Further, if the user question is judged to be noise, the output response module returns a popular recommended question or no response according to the question-answer frequency, if the user question accords with a rule that an answer needs to be accurately returned after being analyzed by the QA module, the output response module outputs a standard answer corresponding to the question, and if the user question is not noise and does not accord with the QA matching rule, the similar question list is returned by the knowledge matching module for the user to select; in addition, the system maintains a similar question list state, and the user answers questions by clicking or position instructions.

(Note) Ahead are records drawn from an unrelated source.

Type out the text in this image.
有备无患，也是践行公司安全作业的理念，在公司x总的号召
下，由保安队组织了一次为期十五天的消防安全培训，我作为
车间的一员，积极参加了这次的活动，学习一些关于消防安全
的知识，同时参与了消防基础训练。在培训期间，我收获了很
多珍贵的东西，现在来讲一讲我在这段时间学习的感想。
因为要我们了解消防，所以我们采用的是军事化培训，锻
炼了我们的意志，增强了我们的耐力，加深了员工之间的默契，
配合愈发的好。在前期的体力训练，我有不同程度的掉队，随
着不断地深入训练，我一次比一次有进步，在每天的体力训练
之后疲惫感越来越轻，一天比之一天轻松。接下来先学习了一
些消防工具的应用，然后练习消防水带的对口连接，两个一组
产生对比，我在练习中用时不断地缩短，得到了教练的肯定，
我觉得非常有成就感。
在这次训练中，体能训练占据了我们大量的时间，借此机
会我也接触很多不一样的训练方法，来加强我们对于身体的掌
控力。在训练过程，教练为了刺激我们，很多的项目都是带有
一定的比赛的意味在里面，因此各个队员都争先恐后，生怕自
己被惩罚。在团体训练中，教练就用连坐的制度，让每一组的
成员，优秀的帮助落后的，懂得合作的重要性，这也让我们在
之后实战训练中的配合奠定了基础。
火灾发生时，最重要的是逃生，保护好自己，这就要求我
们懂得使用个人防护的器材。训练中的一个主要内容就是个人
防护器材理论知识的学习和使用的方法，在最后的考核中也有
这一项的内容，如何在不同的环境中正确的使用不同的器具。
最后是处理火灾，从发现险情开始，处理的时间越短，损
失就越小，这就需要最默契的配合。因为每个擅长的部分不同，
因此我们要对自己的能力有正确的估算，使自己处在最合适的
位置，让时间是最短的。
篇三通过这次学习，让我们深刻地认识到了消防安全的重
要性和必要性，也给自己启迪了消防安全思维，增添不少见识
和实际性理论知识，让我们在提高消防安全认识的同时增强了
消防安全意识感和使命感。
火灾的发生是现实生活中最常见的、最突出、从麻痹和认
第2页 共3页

The invention has the beneficial effects that: the invention relates to a search question-answering system based on pre-training, which solves knowledge generalization migration by using a pre-training model to fine-tune, solves noise judgment by using statistical learning, solves QA customized problem by using a rule analysis algorithm, and greatly improves question-answering efficiency while improving user experience.
Drawings
FIG. 1 is a diagram of an architecture of a search question-answering system;
FIG. 2 is a knowledge index acquisition flow chart;
FIG. 3 is a semantic model acquisition flow chart;
fig. 4 is a training data generation flow chart.
Detailed Description
The invention will be further described with reference to the drawings and the specific examples.
Fig. 1 is a diagram of the architecture of the whole search question-answering system, including a noise judging module, a QA question-answering module, a knowledge matching module and a response output module, when the system receives a user question, firstly judging whether the user question is noise, if the user question is non-noise, performing QA question-answering matching, if the user question is not yet responded, performing index matching on the questions in the knowledge base, sorting the similarity, selecting the first 5 similar questions, and returning the first 5 similar questions to the response module, and finally giving a question-answering response by the response.
In this embodiment, the noise judging module judges whether the user problem belongs to noise through the industry word stock and the exclusion word stock, when the user problem contains industry words and does not contain exclusion words, the user problem is determined to be non-noise, the user problem enters the QA question-answering module to analyze, otherwise, the user problem is determined to be noise, and the response output module returns a popular recommended problem or no response.
The word stock of the noise judgment module is constructed manually according to industry experience, and irregular problems such as sensitive information, voice recognition error information and the like are filtered uniformly. The word stock is removed and is continuously enriched in the subsequent use or log statistics and other processes.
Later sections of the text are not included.